Frees up heap memory by removing unused Java objects.

In [None]:
How GC Works (Simplified)

Spark keeps a lot of short-lived objects in memory — rows, partitions, shuffle buffers, serialized data, etc.

The JVM constantly allocates and frees memory as tasks create new objects.

The GC scans the heap periodically to find objects that are no longer referenced and reclaims them.

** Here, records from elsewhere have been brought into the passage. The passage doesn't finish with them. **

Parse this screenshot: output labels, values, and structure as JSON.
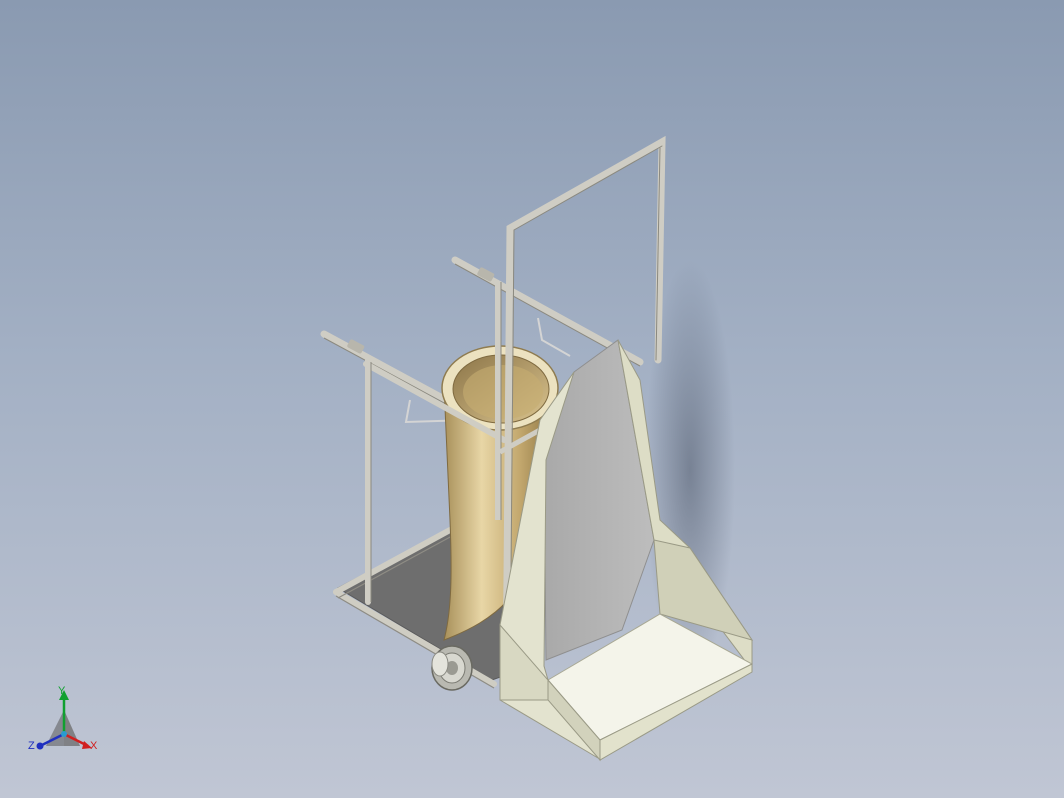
{
  "viewport": {
    "background_top": "#8a9ab1",
    "background_bottom": "#c0c6d4"
  },
  "model": {
    "frame_color": "#c8c6bc",
    "bucket_color": "#c9b07a",
    "shell_color": "#e6e6d4",
    "base_plate_color": "#6e6e6e"
  },
  "triad": {
    "x_label": "X",
    "y_label": "Y",
    "z_label": "Z",
    "x_color": "#d02020",
    "y_color": "#10a030",
    "z_color": "#2030c0"
  }
}
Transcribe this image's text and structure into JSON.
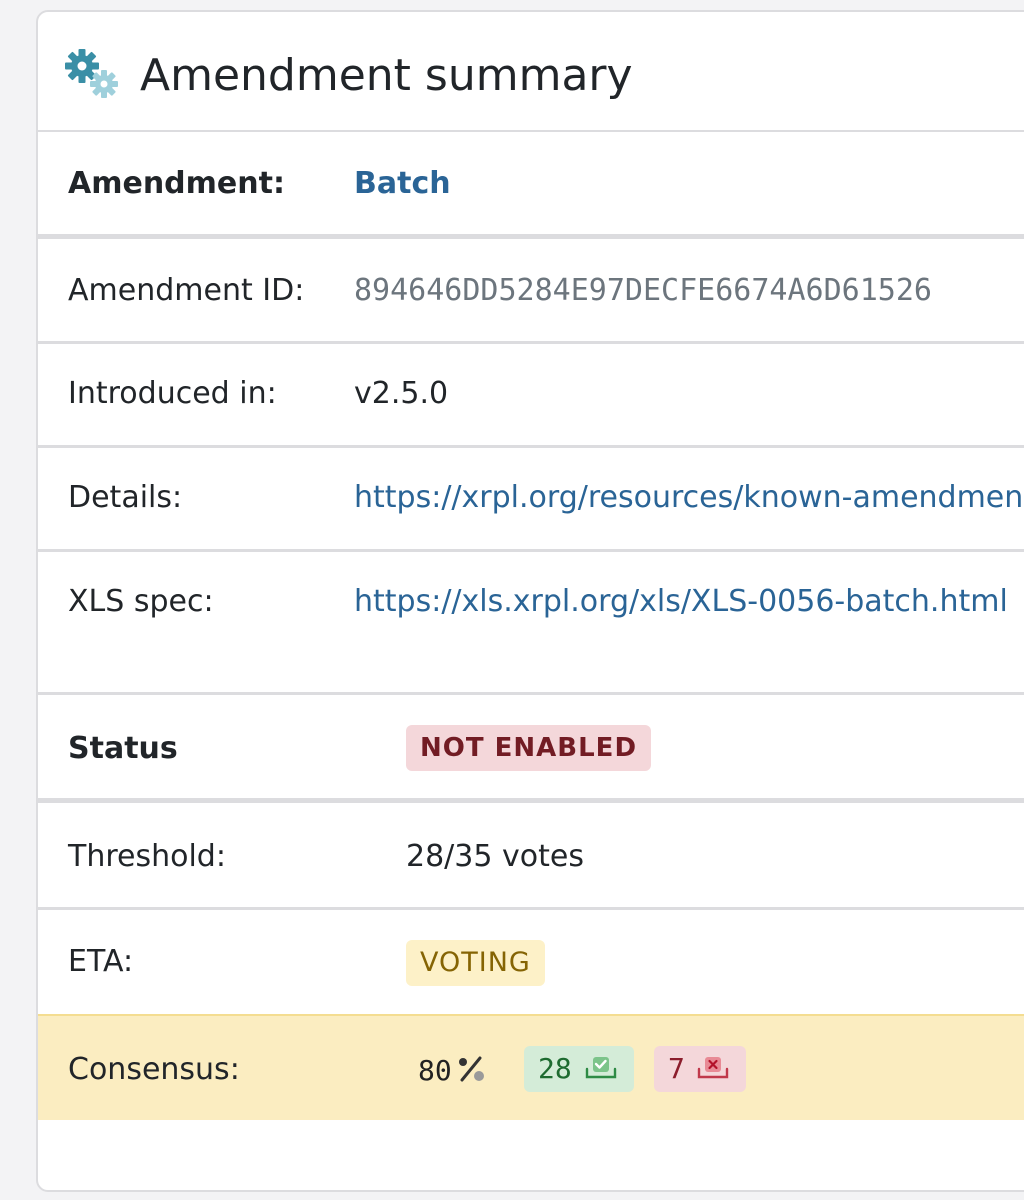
{
  "header": {
    "title": "Amendment summary",
    "icon": "gears-icon",
    "icon_colors": [
      "#3a8fa6",
      "#9fd0dc"
    ]
  },
  "rows": {
    "amendment": {
      "label": "Amendment:",
      "value": "Batch"
    },
    "amendment_id": {
      "label": "Amendment ID:",
      "value": "894646DD5284E97DECFE6674A6D61526"
    },
    "introduced": {
      "label": "Introduced in:",
      "value": "v2.5.0"
    },
    "details": {
      "label": "Details:",
      "value": "https://xrpl.org/resources/known-amendments"
    },
    "xls_spec": {
      "label": "XLS spec:",
      "value": "https://xls.xrpl.org/xls/XLS-0056-batch.html"
    }
  },
  "status": {
    "label": "Status",
    "badge": "NOT ENABLED",
    "badge_color": "#721c24"
  },
  "threshold": {
    "label": "Threshold:",
    "value": "28/35 votes"
  },
  "eta": {
    "label": "ETA:",
    "badge": "VOTING"
  },
  "consensus": {
    "label": "Consensus:",
    "percent": "80",
    "percent_sign": "%",
    "yes_votes": "28",
    "no_votes": "7",
    "yes_icon": "check-box-icon",
    "no_icon": "x-box-icon",
    "highlight_color": "#fbedc1"
  }
}
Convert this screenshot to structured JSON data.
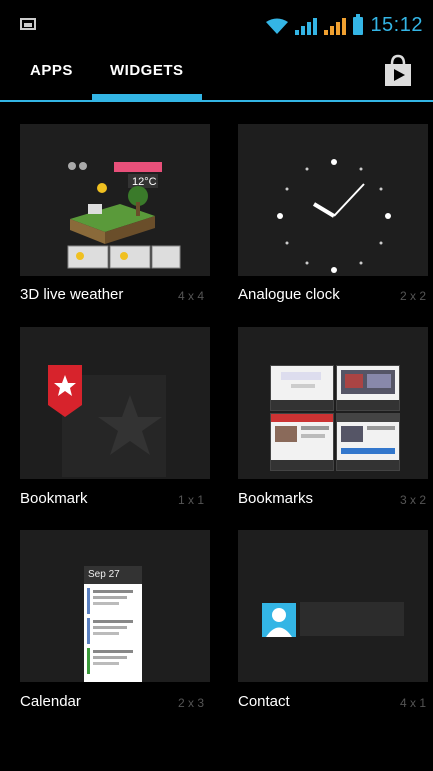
{
  "status_bar": {
    "time": "15:12"
  },
  "tabs": [
    {
      "label": "APPS",
      "selected": false
    },
    {
      "label": "WIDGETS",
      "selected": true
    }
  ],
  "accent_color": "#33b5e5",
  "store_icon": "play-store-bag-icon",
  "widgets": [
    {
      "name": "3D live weather",
      "size": "4 x 4"
    },
    {
      "name": "Analogue clock",
      "size": "2 x 2"
    },
    {
      "name": "Bookmark",
      "size": "1 x 1"
    },
    {
      "name": "Bookmarks",
      "size": "3 x 2"
    },
    {
      "name": "Calendar",
      "size": "2 x 3"
    },
    {
      "name": "Contact",
      "size": "4 x 1"
    }
  ],
  "previews": {
    "weather_temp": "12°C",
    "calendar_date": "Sep 27"
  }
}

There are two main types of garbage collections:

Minor GC – clears the young generation (short-lived objects). Fast, frequent.

Major (Full) GC – clears the entire heap, including long-lived objects. Slow, expensive.

In [None]:
If GC happens too often or takes too long, it steals CPU cycles from Spark tasks.

Key effects:

Executors spend more time in GC instead of doing real computation.

Task latencies increase (slow stages).

Executors appear idle but are busy cleaning up memory.

GC pauses block all threads (stop-the-world events).

If GC can’t free enough memory → OutOfMemoryError or executor loss.

In [None]:
Symptoms of GC Problems in PySpark

You can identify GC pressure in multiple ways:

1️⃣ In the Spark UI (Executors tab)

Columns show “GC Time” for each executor.

If GC time > 10–20% of total task time → it’s a red flag.

Example:

Executor ID | Total Task Time | GC Time | GC % | Peak Memory Used
---------------------------------------------------------------
1            | 1200s           | 500s    | 41%  | 7.8GB


Here, ~40% of time is wasted on GC.

In [None]:
--conf "spark.executor.extraJavaOptions=-XX:+PrintGCDetails -XX:+PrintGCTimeStamps"

In [None]:
java -Xmx4g -XX:+UseG1GC -XX:InitiatingHeapOccupancyPercent=35 org.apache.spark.executor.CoarseGrainedExecutorBackend ...

In [None]:
-XX:+UseG1GC
This tells the JVM to use the G1 (Garbage-First) Garbage Collector, which is a modern, low-pause collector designed for large heaps 
                                                                                                                   (multi-GB memory).

In [None]:
Why use G1GC for Spark

Spark creates many short-lived objects (rows, shuffle buffers, etc.)

Default collector (ParallelGC) pauses all threads during GC — bad for distributed jobs.

G1GC divides heap into small regions and collects them concurrently (while tasks still run), reducing long GC pauses.